Quality of life: love, happiness and health are at the top of my list for things to wish for in the new year.
Without these things, life can be very unpleasant. All of us define quality of life differently. What is important to one person may be insignificant to others. Many people make resolutions in January. Some of us want to lose extra pounds, some of us want to quit smoking, some of us want to explore new employment opportunities, and some of us pray that our life continues to be what it is today.
“Value” describes a belief system, or the worth or importance of something. Social, religious and political values are often chosen. However, personal values that are developed early in our lives are solid and less likely to change with time.
What do you value? Perhaps you value love, happiness, health, family, friends, and children. Maybe your value is defined by your job or the material things you have acquired.
The value of self often is forgotten when we speak of values. Personal value begins with validating, believing and celebrating you. Your integrity and dignity are related to the choices you make in life. I like the quote from Alexander Hamilton: “If you don’t stand for something, you’ll fall for anything.”
One’s health is never to be taken for granted, as fate can change one’s circumstance in seconds. Health is relative and defined personally. The World Health Organization defines health as “a state of complete physical, mental and social well-being and not merely the absence of disease or infirmity.” Complete is the operative word here. Have any of us ever had a complete state of health or wellness? That’s doubtful. For some of us, illness such as cancer or the death of a loved one are not easily dealt with.

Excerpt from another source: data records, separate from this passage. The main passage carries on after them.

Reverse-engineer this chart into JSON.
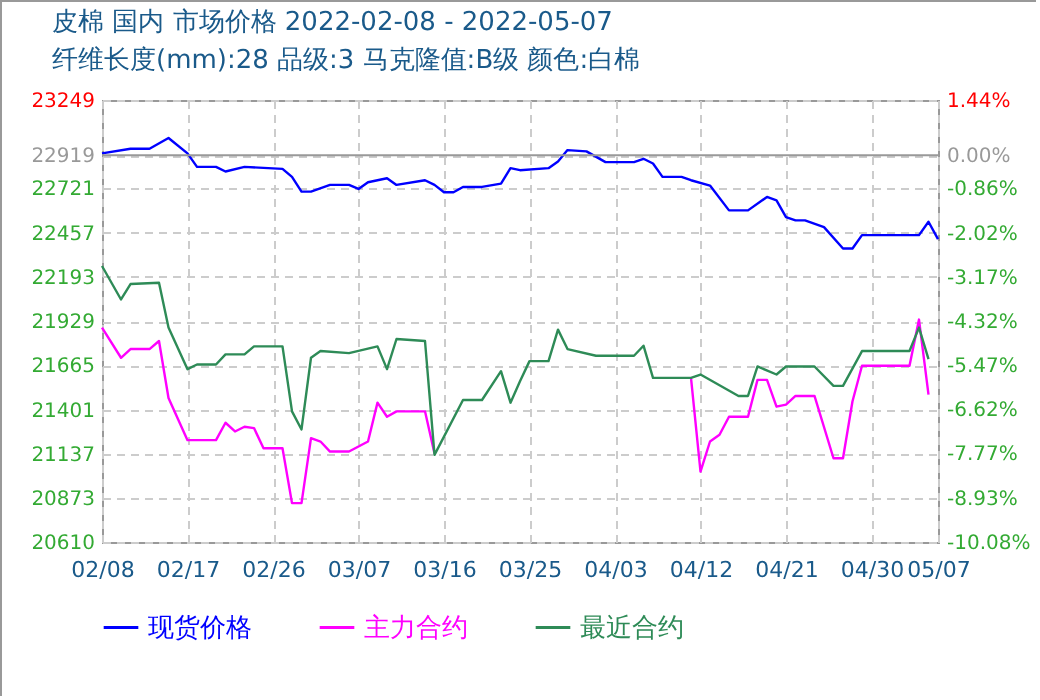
{
  "chart_data": {
    "type": "line",
    "title": "皮棉  国内  市场价格  2022-02-08 - 2022-05-07",
    "subtitle": "纤维长度(mm):28 品级:3 马克隆值:B级 颜色:白棉",
    "series": [
      {
        "name": "现货价格",
        "color": "#0000ff",
        "x": [
          "2022-02-08",
          "2022-02-11",
          "2022-02-13",
          "2022-02-15",
          "2022-02-17",
          "2022-02-18",
          "2022-02-20",
          "2022-02-21",
          "2022-02-23",
          "2022-02-27",
          "2022-02-28",
          "2022-03-01",
          "2022-03-02",
          "2022-03-04",
          "2022-03-06",
          "2022-03-07",
          "2022-03-08",
          "2022-03-10",
          "2022-03-11",
          "2022-03-14",
          "2022-03-15",
          "2022-03-16",
          "2022-03-17",
          "2022-03-18",
          "2022-03-20",
          "2022-03-22",
          "2022-03-23",
          "2022-03-24",
          "2022-03-27",
          "2022-03-28",
          "2022-03-29",
          "2022-03-31",
          "2022-04-02",
          "2022-04-05",
          "2022-04-06",
          "2022-04-07",
          "2022-04-08",
          "2022-04-10",
          "2022-04-11",
          "2022-04-13",
          "2022-04-15",
          "2022-04-17",
          "2022-04-19",
          "2022-04-20",
          "2022-04-21",
          "2022-04-22",
          "2022-04-23",
          "2022-04-25",
          "2022-04-27",
          "2022-04-28",
          "2022-04-29",
          "2022-05-05",
          "2022-05-06",
          "2022-05-07"
        ],
        "values": [
          22930,
          22958,
          22958,
          23022,
          22930,
          22850,
          22850,
          22822,
          22850,
          22838,
          22790,
          22702,
          22702,
          22742,
          22742,
          22718,
          22758,
          22782,
          22742,
          22770,
          22742,
          22698,
          22698,
          22730,
          22730,
          22750,
          22842,
          22830,
          22842,
          22882,
          22950,
          22942,
          22878,
          22878,
          22898,
          22870,
          22790,
          22790,
          22770,
          22738,
          22590,
          22590,
          22670,
          22650,
          22550,
          22530,
          22530,
          22490,
          22362,
          22362,
          22442,
          22442,
          22522,
          22418
        ]
      },
      {
        "name": "主力合约",
        "color": "#ff00ff",
        "x": [
          "2022-02-08",
          "2022-02-10",
          "2022-02-11",
          "2022-02-13",
          "2022-02-14",
          "2022-02-15",
          "2022-02-17",
          "2022-02-20",
          "2022-02-21",
          "2022-02-22",
          "2022-02-23",
          "2022-02-24",
          "2022-02-25",
          "2022-02-27",
          "2022-02-28",
          "2022-03-01",
          "2022-03-02",
          "2022-03-03",
          "2022-03-04",
          "2022-03-06",
          "2022-03-08",
          "2022-03-09",
          "2022-03-10",
          "2022-03-11",
          "2022-03-14",
          "2022-03-15",
          "2022-03-16",
          "2022-04-11",
          "2022-04-12",
          "2022-04-13",
          "2022-04-14",
          "2022-04-15",
          "2022-04-17",
          "2022-04-18",
          "2022-04-19",
          "2022-04-20",
          "2022-04-21",
          "2022-04-22",
          "2022-04-24",
          "2022-04-26",
          "2022-04-27",
          "2022-04-28",
          "2022-04-29",
          "2022-05-04",
          "2022-05-05",
          "2022-05-06"
        ],
        "values": [
          21890,
          21710,
          21762,
          21762,
          21810,
          21470,
          21218,
          21218,
          21322,
          21270,
          21298,
          21290,
          21170,
          21170,
          20842,
          20842,
          21230,
          21210,
          21150,
          21150,
          21210,
          21442,
          21358,
          21390,
          21390,
          21138,
          null,
          21590,
          21030,
          21210,
          21250,
          21358,
          21358,
          21578,
          21578,
          21418,
          21430,
          21482,
          21482,
          21110,
          21110,
          21450,
          21662,
          21662,
          21938,
          21490
        ]
      },
      {
        "name": "最近合约",
        "color": "#2e8b57",
        "x": [
          "2022-02-08",
          "2022-02-10",
          "2022-02-11",
          "2022-02-14",
          "2022-02-15",
          "2022-02-17",
          "2022-02-18",
          "2022-02-20",
          "2022-02-21",
          "2022-02-23",
          "2022-02-24",
          "2022-02-27",
          "2022-02-28",
          "2022-03-01",
          "2022-03-02",
          "2022-03-03",
          "2022-03-06",
          "2022-03-09",
          "2022-03-10",
          "2022-03-11",
          "2022-03-14",
          "2022-03-15",
          "2022-03-18",
          "2022-03-20",
          "2022-03-22",
          "2022-03-23",
          "2022-03-24",
          "2022-03-25",
          "2022-03-27",
          "2022-03-28",
          "2022-03-29",
          "2022-04-01",
          "2022-04-05",
          "2022-04-06",
          "2022-04-07",
          "2022-04-11",
          "2022-04-12",
          "2022-04-16",
          "2022-04-17",
          "2022-04-18",
          "2022-04-20",
          "2022-04-21",
          "2022-04-24",
          "2022-04-26",
          "2022-04-27",
          "2022-04-29",
          "2022-05-04",
          "2022-05-05",
          "2022-05-06"
        ],
        "values": [
          22258,
          22058,
          22150,
          22158,
          21890,
          21642,
          21670,
          21670,
          21730,
          21730,
          21778,
          21778,
          21390,
          21282,
          21710,
          21750,
          21738,
          21778,
          21642,
          21822,
          21810,
          21130,
          21458,
          21458,
          21630,
          21442,
          21570,
          21690,
          21690,
          21878,
          21762,
          21722,
          21722,
          21782,
          21590,
          21590,
          21610,
          21482,
          21482,
          21658,
          21610,
          21658,
          21658,
          21542,
          21542,
          21750,
          21750,
          21890,
          21702
        ]
      }
    ],
    "xlim": [
      "2022-02-08",
      "2022-05-07"
    ],
    "xticks": [
      {
        "value": "2022-02-08",
        "label": "02/08"
      },
      {
        "value": "2022-02-17",
        "label": "02/17"
      },
      {
        "value": "2022-02-26",
        "label": "02/26"
      },
      {
        "value": "2022-03-07",
        "label": "03/07"
      },
      {
        "value": "2022-03-16",
        "label": "03/16"
      },
      {
        "value": "2022-03-25",
        "label": "03/25"
      },
      {
        "value": "2022-04-03",
        "label": "04/03"
      },
      {
        "value": "2022-04-12",
        "label": "04/12"
      },
      {
        "value": "2022-04-21",
        "label": "04/21"
      },
      {
        "value": "2022-04-30",
        "label": "04/30"
      },
      {
        "value": "2022-05-07",
        "label": "05/07"
      }
    ],
    "ylim": [
      20610,
      23249
    ],
    "yticks": [
      20610,
      20873,
      21137,
      21401,
      21665,
      21929,
      22193,
      22457,
      22721,
      22919,
      23249
    ],
    "y2lim": [
      -10.08,
      1.44
    ],
    "y2ticks": [
      {
        "value": -10.08,
        "label": "-10.08%"
      },
      {
        "value": -8.93,
        "label": "-8.93%"
      },
      {
        "value": -7.77,
        "label": "-7.77%"
      },
      {
        "value": -6.62,
        "label": "-6.62%"
      },
      {
        "value": -5.47,
        "label": "-5.47%"
      },
      {
        "value": -4.32,
        "label": "-4.32%"
      },
      {
        "value": -3.17,
        "label": "-3.17%"
      },
      {
        "value": -2.02,
        "label": "-2.02%"
      },
      {
        "value": -0.86,
        "label": "-0.86%"
      },
      {
        "value": 0,
        "label": "0.00%"
      },
      {
        "value": 1.44,
        "label": "1.44%"
      }
    ],
    "ref_lines": [
      {
        "axis": "y",
        "value": 22919,
        "color": "#999999",
        "line_style": "solid"
      }
    ],
    "grid": true,
    "legend": "bottom",
    "marker": "none",
    "line_style": "solid"
  }
}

Happiness is evasive and can change from moment to moment depending on your circumstance. The pursuit of happiness was defined as an “unalienable right” in the United States’ Declaration of Independence. Most of us define it as an emotional state of contentment, joy or well-being.
Positive psychology is the study of the strengths and virtues that enable individuals and communities to thrive. These researchers’ work includes studying strengths, positive emotions, resilience and happiness. Their hope is that by better understanding human strengths, we can learn how to be happier. Do you describe yourself as a happy person? Is your life a happy one? If so, cherish it.
Love stands by itself. It is what we all need and long for. Finish this sentence: “The one thing I need most is …” Most of us will answer: love. You see it every day in homeless shelters, shelters for battered women, rescued animals, the lost and hopeless, and others that are or were denied love. The best thing that you can give to yourself and of yourself to others is love.